Ben pişmanlık duyabilen, utanabilen insanları seviyorum. Çünkü o insanlar hayatta girdiği sınavlardan kalıp ümidini yitirmeyip telafi sınavların da geçmeyi arzulayan insanlardır. Pişmanlıkları onlara tekrarlamayacakları birer ders oldukları için ve bundan sonra da ona göre şekil alıcakları bir dönüm noktası haline gelmiştir. İnsanın kendine güvenmesi güzel bir şey evet ama bence insanın kendinin farkında olması daha önemli. Kendinin farkında olan insanlar, yaptıklarının ve yapamadıklarının, söylediklerinin ve söyleyemediklerinin, yaşattıklarının ve yaşatamadıklarının farkına varmış olan insanlardır. Her insan bir nebze pişman ölecektir. Yaptıklarından ya da yapamadıklarından dolayı. Ben de çok pişmanlık duyan biriyim. Hayatıma giren insanlar için, yaptıklarımdan çok yapamadıklarımdan dolayı, söylemem gerekirken kalp kırma korkusu yüzünden söylemediğim onca şeyden dolayı hatta az önce içtiğim son sigara yüzünden bile pişmanlık duyuyorum. Ciğerlerime kadar pişmanlık duyuyorum. İnsanın pişmanlıkları arttıkça, keşkeleri çoğalır otomatik olarak. Sayamadığım o kadar keşke'm var ki. Bunları saymak yerine "keşke doğmasaydım" diyip kestirip atıyorum. Artık kestirip atabiliyorum. Keşke tanımasaydım dediğim bir sürü insan, hakettiklerini bildiğim halde kalpleri kırılcak diye sustuğum , yutkunduğum cümlelerim. Keşke yapmasaydım dediğim davranışlarım. Keşke daha fazlasını yapsaydım dediğim onca şeyler. Ve daha bir sürü şeyler..

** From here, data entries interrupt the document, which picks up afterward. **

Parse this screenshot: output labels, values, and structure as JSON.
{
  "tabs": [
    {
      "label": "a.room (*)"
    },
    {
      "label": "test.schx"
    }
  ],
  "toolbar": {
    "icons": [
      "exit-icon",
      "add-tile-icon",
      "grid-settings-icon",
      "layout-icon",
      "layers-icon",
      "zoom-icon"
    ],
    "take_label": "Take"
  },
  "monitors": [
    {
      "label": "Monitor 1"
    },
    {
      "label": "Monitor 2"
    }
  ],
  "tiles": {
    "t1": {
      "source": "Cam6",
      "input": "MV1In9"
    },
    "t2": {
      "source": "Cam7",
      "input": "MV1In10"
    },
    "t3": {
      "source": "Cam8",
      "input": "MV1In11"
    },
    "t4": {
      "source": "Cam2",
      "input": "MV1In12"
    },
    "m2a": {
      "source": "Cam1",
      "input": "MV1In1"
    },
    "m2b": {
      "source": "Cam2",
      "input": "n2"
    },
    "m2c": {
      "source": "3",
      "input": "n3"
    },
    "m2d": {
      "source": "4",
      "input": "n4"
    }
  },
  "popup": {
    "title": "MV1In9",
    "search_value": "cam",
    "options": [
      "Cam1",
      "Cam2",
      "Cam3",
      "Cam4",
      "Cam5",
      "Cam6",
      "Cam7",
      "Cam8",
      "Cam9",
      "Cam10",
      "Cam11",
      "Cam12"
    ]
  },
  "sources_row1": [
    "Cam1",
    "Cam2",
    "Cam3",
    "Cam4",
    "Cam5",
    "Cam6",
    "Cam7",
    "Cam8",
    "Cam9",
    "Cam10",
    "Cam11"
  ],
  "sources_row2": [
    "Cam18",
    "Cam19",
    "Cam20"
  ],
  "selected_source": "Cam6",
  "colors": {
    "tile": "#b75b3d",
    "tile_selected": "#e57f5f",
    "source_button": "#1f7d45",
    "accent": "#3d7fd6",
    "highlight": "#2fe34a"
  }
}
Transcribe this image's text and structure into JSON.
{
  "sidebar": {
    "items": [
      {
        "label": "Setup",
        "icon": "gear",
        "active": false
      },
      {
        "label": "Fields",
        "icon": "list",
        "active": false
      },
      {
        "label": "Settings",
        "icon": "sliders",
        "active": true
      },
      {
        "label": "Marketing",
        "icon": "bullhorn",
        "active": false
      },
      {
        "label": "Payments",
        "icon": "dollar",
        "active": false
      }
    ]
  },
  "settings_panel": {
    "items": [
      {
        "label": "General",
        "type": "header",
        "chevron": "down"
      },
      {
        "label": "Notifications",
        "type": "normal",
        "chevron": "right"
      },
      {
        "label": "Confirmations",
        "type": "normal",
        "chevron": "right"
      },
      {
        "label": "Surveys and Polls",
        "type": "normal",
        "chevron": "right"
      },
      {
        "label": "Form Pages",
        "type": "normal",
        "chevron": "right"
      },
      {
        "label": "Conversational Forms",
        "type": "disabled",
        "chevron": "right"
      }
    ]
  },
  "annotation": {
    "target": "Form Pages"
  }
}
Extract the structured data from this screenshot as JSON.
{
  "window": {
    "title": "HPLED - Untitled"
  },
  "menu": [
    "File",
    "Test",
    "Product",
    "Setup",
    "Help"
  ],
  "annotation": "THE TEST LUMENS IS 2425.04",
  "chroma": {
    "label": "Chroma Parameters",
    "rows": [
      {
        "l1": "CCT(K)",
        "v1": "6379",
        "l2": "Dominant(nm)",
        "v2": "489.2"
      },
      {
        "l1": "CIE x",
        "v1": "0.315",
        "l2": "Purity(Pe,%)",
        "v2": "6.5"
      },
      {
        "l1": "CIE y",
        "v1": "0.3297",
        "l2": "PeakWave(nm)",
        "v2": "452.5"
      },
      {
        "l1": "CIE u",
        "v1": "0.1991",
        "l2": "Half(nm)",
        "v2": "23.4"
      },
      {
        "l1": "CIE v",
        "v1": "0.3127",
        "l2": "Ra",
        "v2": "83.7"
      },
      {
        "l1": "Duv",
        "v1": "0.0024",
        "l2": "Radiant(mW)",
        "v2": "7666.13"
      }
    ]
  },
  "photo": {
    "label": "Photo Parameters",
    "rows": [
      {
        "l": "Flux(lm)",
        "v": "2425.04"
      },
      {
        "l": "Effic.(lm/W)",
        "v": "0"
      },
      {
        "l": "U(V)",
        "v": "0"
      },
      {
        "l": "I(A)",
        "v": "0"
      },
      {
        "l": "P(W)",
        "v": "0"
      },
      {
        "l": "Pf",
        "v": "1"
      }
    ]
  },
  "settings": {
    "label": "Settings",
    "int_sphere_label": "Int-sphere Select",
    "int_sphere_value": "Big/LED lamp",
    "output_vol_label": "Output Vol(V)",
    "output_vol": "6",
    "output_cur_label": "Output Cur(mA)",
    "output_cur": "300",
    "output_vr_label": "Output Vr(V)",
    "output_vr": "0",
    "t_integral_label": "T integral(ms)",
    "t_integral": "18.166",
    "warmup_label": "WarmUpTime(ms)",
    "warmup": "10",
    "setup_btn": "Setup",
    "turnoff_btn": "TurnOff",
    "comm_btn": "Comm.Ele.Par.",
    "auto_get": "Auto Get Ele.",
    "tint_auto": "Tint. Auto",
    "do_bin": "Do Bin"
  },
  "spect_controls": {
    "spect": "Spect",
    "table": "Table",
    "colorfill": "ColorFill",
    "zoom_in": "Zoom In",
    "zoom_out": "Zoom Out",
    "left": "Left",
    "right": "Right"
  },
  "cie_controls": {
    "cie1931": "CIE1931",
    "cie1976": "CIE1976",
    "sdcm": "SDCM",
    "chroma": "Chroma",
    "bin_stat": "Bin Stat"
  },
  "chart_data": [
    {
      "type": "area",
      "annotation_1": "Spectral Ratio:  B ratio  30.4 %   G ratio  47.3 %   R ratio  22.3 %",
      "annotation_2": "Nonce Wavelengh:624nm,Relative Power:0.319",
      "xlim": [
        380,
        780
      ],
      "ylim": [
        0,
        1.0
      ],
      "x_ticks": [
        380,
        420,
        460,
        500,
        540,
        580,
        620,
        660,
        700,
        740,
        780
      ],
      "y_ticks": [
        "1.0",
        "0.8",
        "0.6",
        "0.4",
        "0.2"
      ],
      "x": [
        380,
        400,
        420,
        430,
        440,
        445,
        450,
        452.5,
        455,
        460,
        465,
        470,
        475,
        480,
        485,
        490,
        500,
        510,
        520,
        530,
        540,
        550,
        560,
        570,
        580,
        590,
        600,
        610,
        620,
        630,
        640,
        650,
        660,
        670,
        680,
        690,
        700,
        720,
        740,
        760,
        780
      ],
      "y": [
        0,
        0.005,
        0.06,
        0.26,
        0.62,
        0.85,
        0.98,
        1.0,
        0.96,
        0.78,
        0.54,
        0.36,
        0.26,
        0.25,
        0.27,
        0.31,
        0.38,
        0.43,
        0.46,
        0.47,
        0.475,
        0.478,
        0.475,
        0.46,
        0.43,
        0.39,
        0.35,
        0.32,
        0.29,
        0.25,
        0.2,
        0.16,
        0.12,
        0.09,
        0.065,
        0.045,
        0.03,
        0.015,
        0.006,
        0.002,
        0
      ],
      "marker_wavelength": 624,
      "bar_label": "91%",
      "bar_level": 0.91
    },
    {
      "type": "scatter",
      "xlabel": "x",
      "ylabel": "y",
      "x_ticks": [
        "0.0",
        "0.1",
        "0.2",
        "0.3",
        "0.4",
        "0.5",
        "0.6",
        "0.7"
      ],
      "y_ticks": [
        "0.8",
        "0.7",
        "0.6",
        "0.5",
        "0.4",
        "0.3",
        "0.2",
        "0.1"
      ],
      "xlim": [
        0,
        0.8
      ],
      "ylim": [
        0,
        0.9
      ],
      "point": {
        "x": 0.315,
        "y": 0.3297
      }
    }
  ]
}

Şimdi oturup sabaha kadar sayacağım pişmanlıklarım var benim. En çokta insanlar konusun da. Vakit kaybı olan insanların verdiği pişmanlığı saymıyorum bile. Pişmanlık duyup köşesine çekilen kendini sessize alan ama yüreği titreşim halinde olan insanlardan olmadım hiç şu zamana kadar, hep "zararın neresinden dönersem benim için kâr'dır." diye düşünüp keşkelerimi iyikilerime döndürmek için çabaladım. Bazıları dönüştü, geri kalanı da keşke diye kaldı. Pişmanlık duyduğum her konuda etrafımdakilere göstere göstere pişmanlığımı yaşadığımı da bilirim. Şimdi ise pişmanlıklarım yüzünden nefes alamayacak hale gelip, hala yaşamaya çalışan bir insan haline geldim. Her konu da pişmanlık duydum. Sana gelince, sana gelinmez artık ama benim hiç pişmanlığım olmadın sen. Sadece " günün birinde karşılaşırsak birbirimize düşman gibi değil de pişman gibi bakarsak?" diye düşünmüyor değilim arasıra. Benim için sen "Kayıptın". İstediğim zamanlarda olmayan, istemediğim zamanlar da bile olmayan, bulmak için delirdiğim ama çıkmaz sokaklara girdiğim, en sonunda da yaşadığını bildiğim ama izine bir daha rastlayamadığım bir kayıp haline geldin. Sen benim kayıbımsın. Ben de senin "Ayıbın" olarak kalıcam bu gidişle. Benimle içmediğin rakı senin ayıbın. Benim yanımda olmadığın, benimle geçirmediğin dün ve bugün de senin ayıbın. Benimle geçirmeyeceğin yarın da senin ayıbın. Bana sustuğun günler de senin ayıbın. Yanımda olmak varken karşımda olmayı seçmen de yine senin ayıbın. Sen benim için "Kayıp", ben ise senin için "Ayıp" oldum. "Kayıp" ve "Ayıp" arada sadece bir harften çok, bin anlam farkı var.Onca ayıplarına rağmen benim için kayıp olarak kaldın, kaldın da hiç vakit kaybı olmadın.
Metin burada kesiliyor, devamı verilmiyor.